Kesal dengan hasil yang didapatkan, suara menggelegar Torra membuat dirinya juga menjadi pusat perhatian beberapa penggunjung serta serorang tukang bakso keliling, "Jangan bohong lu, Al! Lu tahu apa yang bisa gue lakukan untuk karir lu di tempat ini kan?"
"Ngapain gue bohongin elu! Emang ceritanya kayak gitu kok. Gue malah baru tahu dari lu kalau si Inna kabur dari rumah. Kemarin pas gue pamit kan ditinggal gitu aja nggak ada jawaban pasti. Malah elu yang dikasih kesempatan ya kan? Ya harusnya lu interopeksi diri dong! Emang waktu itu Inna lu apain sampai dia tiba-tiba kabur, heh? Lu perkosa ya? Dasar sakit jiwa! Kok lu bisa tahu dia kabur? Baru pulang dari Jakarta?" Torra menuntut Aldi untuk berkata jujur padanya, namun yang Aldi lakukan adalah terus saja mengejek, dan juga bertanya untuk menuntaskan rasa penasaranya.
"Brengsek lu banyak bacot!
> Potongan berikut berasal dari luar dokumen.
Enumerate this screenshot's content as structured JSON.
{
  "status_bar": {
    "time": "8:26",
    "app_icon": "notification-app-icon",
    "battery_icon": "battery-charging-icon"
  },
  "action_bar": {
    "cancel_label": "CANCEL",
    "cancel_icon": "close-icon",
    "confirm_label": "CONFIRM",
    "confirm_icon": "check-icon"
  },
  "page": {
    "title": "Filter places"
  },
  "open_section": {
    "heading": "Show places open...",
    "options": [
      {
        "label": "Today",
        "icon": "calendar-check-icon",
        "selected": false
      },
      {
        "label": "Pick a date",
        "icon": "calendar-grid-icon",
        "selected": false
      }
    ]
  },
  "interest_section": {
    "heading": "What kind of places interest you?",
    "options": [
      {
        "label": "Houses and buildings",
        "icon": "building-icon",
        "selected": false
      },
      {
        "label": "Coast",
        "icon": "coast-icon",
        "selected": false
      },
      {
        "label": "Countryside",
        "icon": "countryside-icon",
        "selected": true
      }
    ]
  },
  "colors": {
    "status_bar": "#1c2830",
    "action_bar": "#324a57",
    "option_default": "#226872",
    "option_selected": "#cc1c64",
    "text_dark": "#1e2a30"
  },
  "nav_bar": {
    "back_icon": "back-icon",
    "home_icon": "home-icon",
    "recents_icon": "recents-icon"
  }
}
Bukan urusan elu!" Tentu saja tak ada satub jawaban pun yang akan Torra berikan untuk rival gilanya itu.
Torra bahkan berencana untuk melontarkan satu ancaman lagi di sana, "Terus lu ke sini dalam rangka apa, Monyet?! Pergi lu sono! Bila perlu mati aja sekalian! Taik lu!
"Anjing! Lu jawab dulu yang jujur, Aldi Wiryawan! Di mana lu sembunyikan bini gue! Jangan kabur lu?!" Tetapi mulut lancang Aldi terus memaksanya untuk berbuat kasar. Torra juga mengejar Aldi yang berlari sempoyongan menuju mobil dinasnya.
"Kampret! Gue kagak tau, PeA! Pak pak! Orang gila nih, Pak! Tolongin saya, Pak!" Dengan terengah-engah Aldi berupaya untuk bisa meloloskan diri, dan memang Dewi Fortuna sepertinya sedang berpihak pada Aldi, ketika dering ponsel dari saku celana cargo yang sedang Torra kenakan berbunyi.
Torra menghentikan langkah dan segera menarik benda pipih tersebut, membiarkan Aldi lewat begitu saja. Kecemasan tentang Inna menjadi hal yang lebih utama untuknya, namun penelepon tersebut ternyata bukanlah sang ibu mertua.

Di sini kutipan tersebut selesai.